Joan Brossa didn’t make me

The Barcelona-based sound artists cabosanroque play tribute to the great Catalan writer Joan Brossa in this kinetic response to his poetry and prose works. Drawing on Brossa’s notion of a ‘performative machine’, cabosanroque have assembled something part model landscape, part vast jerry-rigged steampunk invention. Analogue machinery – a heap of typewriters, a thicket of steel tape-measures – and household objects are turned into instruments producing a thunderous percussive soundtrack, as if the miniaturised landscape is undergoing an industrial revolution. White light blazes up through the jiggling, rattling instruments; a paper structure like a cloud inflates and glows with inner light. This machine’s purpose may remain ambiguous, but its effect is powerful and unforgettable.

Aquaphoneia

Investigating sonic technologies and the transmutation of voice into matter, Navid Navab & Michael Montanaro’s Aquaphoneia is an odd alchemical assemblage capable of liquifying sounds. Thermodynamically processing people’s voice offerings, Aquaphoneia is something like a record player reverse-engineered by a people who can speak underwater.

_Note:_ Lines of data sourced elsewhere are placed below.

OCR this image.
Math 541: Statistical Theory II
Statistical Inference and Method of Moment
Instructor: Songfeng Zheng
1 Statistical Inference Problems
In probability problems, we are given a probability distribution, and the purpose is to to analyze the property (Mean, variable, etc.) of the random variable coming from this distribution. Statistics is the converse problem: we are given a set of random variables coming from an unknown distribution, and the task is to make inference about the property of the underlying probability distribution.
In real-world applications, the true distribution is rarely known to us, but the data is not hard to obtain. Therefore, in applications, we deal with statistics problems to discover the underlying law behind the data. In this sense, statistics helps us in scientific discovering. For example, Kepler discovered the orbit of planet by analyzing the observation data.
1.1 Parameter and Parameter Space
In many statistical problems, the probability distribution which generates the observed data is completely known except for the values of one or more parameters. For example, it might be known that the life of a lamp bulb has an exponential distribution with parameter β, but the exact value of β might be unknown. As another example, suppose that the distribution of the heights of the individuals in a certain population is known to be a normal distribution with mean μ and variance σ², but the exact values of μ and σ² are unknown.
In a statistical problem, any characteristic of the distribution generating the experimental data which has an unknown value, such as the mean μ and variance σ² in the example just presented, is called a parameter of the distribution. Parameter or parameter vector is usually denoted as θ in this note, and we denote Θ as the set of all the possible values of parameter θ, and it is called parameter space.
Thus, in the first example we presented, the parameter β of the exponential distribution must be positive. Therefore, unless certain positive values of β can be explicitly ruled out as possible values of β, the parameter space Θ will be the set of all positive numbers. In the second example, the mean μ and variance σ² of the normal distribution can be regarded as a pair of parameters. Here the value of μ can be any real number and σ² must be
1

Visitors can speak into a large horn and hear their aqueous voice alchemically transformed by a series of obscure glass instruments into a burbling, underwater tongue. These sounds are fed through strange kinetic instruments activated by the drip of liquids, aquasonic devices that seem on the verge of replying in a human language construed entirely from water. In another part of the work, voices can be made out in the crackling of an unfading globe of fire, like some promethean folly, extracting ‘phonetic vapour’, ‘spectral mist’ and alchemico-sonic gold. Linguistics meets alchemy in this fantastical liquification of the ways we communicate.

 

Furniture Music

The London-based Japanese sound artist and composer Yuri Suzuki draws on the musique concrète of such composers as Brian Eno and Erik Satie, seeking to turn noises that we consider disruptive or distracting into more pleasurable sound. A series of charming lo-fi devices suggest ways to improve the sound of domestic life: an acoustic chamber table, resembling three conjoined guitars, amplifies ambient noise to make conversation easier; a music box replaces the harsh buzz of a mobile phone ringtone; and some of the most disruptively noisy domestic devices, washing machines, become instruments playing an atonal yet compelling music. In the installation Sound of the Waves, meanwhile, rainsticks revolve at rates determined by tidal data, filling an otherwise empty room with the evocative sound of the sea.

 

Primordial Waters

Two Sonica favourites come together for the first time, as visual artist Heather Lander and musician and composer Alex Smoke present Primordial Waters. Noting how advances in science and technology seem to be turning our attention ever further away from the natural world, the artists seek to remind audiences of our most fundamental history: our common origins in water. Beginning from an elevated perspective, Primordial Waters gradually draws audiences closer into its mesmerising weather-pattern swirl of mists and water, the pull of tides, the movement of water that’s sometimes calm and sometimes tempestuous. The effect is mesmerising and meditative – a reminder to slow down, remember our place in the world, and commemorate the natural laws that bind us to our planet.